Oceanwide Expeditions has been operating for more than 25 years, using vessels formerly purposed for research to take their guests deep into the Arctic and Antarctic are offering beach clean up shore excursions.

Their marketing and sales manager Franklin Braeckman has experienced this beauty firsthand, telling EuroNewsGreen of his love for the regions as he watches a mother polar bear and her cub walking on the North Pole ice.

“It’s a moment where you realise how small you are, how fragile it all is and how beautiful it all is. It’s mind-blowing.

“When you see huge icebergs or you see polar bears on the pack ice…it’s a moment where the passengers all keep quiet and all you hear is the click of a few lenses.”

This genuine adoration for the environment, of course, creates the constant dilemma of attempting to carry out their expeditions without disturbing the beautiful ecosystems that make them possible.

Oceanwide do more than prevent their guests from damaging the environment, but rather involve them in its conservation.

Every year Oceanwide undertakes a collaborative initiative with the Svalbard governor and Association of Arctic Expedition Cruise Operators, which involves passengers cleaning up the waste themselves from the Svalbard beaches.

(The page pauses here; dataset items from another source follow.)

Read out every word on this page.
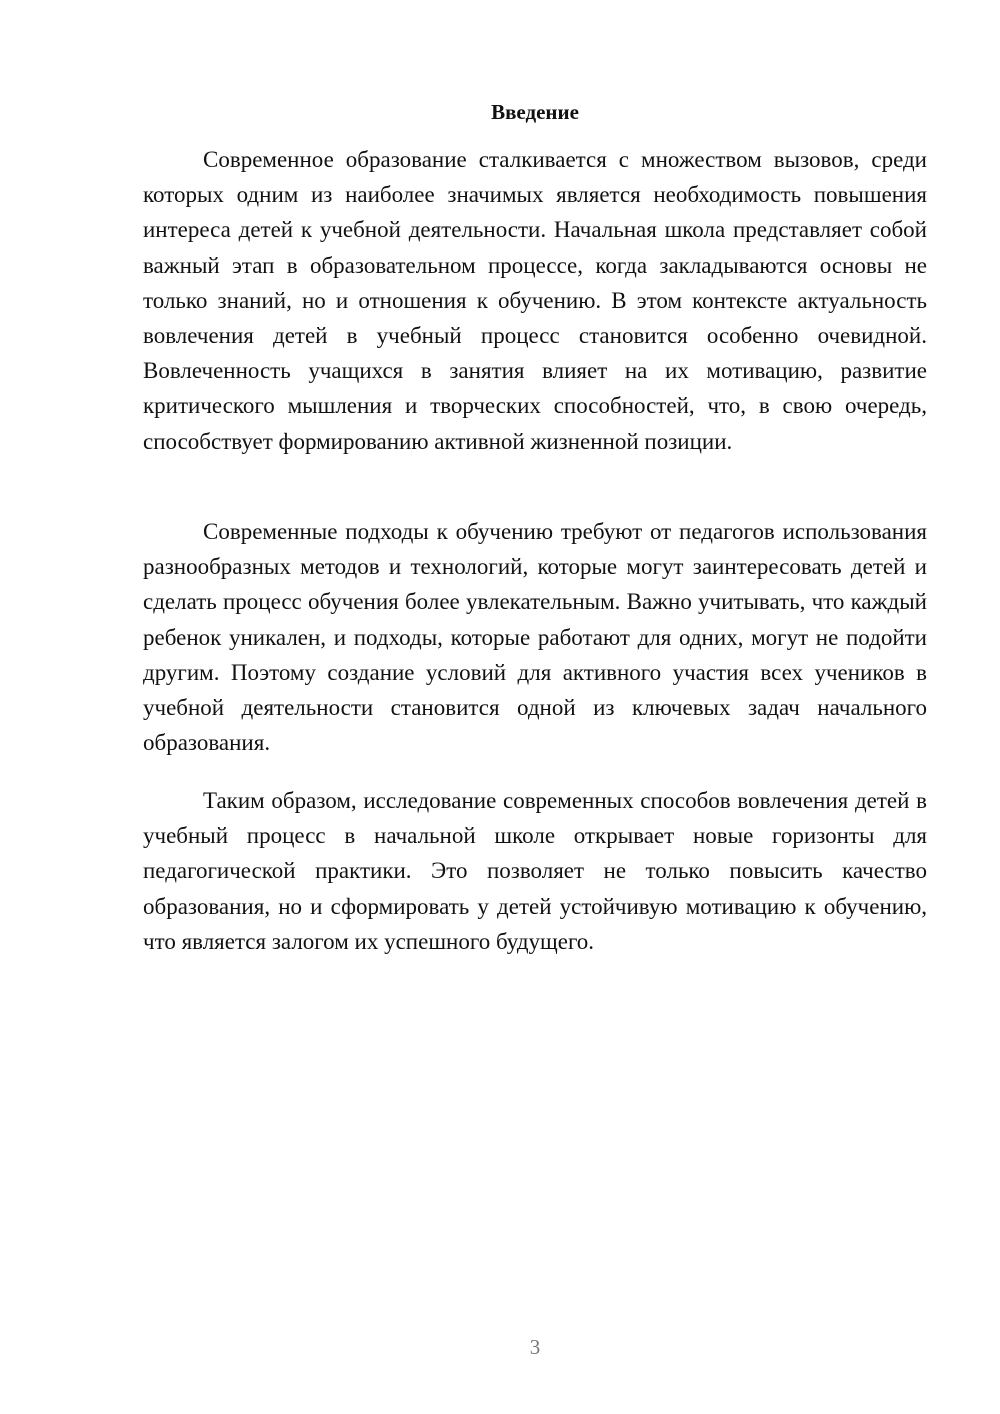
Введение

Современное образование сталкивается с множеством вызовов, среди которых одним из наиболее значимых является необходимость повышения интереса детей к учебной деятельности. Начальная школа представляет собой важный этап в образовательном процессе, когда закладываются основы не только знаний, но и отношения к обучению. В этом контексте актуальность вовлечения детей в учебный процесс становится особенно очевидной. Вовлеченность учащихся в занятия влияет на их мотивацию, развитие критического мышления и творческих способностей, что, в свою очередь, способствует формированию активной жизненной позиции.

Современные подходы к обучению требуют от педагогов использования разнообразных методов и технологий, которые могут заинтересовать детей и сделать процесс обучения более увлекательным. Важно учитывать, что каждый ребенок уникален, и подходы, которые работают для одних, могут не подойти другим. Поэтому создание условий для активного участия всех учеников в учебной деятельности становится одной из ключевых задач начального образования.

Таким образом, исследование современных способов вовлечения детей в учебный процесс в начальной школе открывает новые горизонты для педагогической практики. Это позволяет не только повысить качество образования, но и сформировать у детей устойчивую мотивацию к обучению, что является залогом их успешного будущего.

3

Svalbard is a Norwegian archipelago between Norway and the North Pole and is one of the northernmost inhabited areas, experiencing 24 hours of sunlight on summer days and the piercing green of the Northern Lights on winter ones.

However, unfortunately Svalbard experiences the wash up of plastic waste from industrial fishing. In August 2019, Oceanwide removed 1000kg worth of plastic waste from a Svalbard beach and Mr Braeckman sees this as not just an important endeavour but as part of a wider mission of promoting sustainable and conscious travel.

“Whatever we find when we go on land we bring it back with us,” he says.

“It’s like when you’re walking in the woods and you find a plastic bag. You can’t pretend you haven’t seen it and you have a choice: you leave it there or you just take it. It’s such a small thing.”

Other expedition companies such as Hurtigruten carry out similar conservation initiatives. Hurtigruten also does beach clean ups, targeting selected locations and removing several metric tonnes of trash every year, as well as partnering with organisations for conservation and research work.

Hurtigruten has also removed single-use plastic from its operations, designed hybrid powered ships with green technology such as MS Roald Amundsen and MS Fridtjof Nansen and has pledged to reduce food waste by 30% in 2021.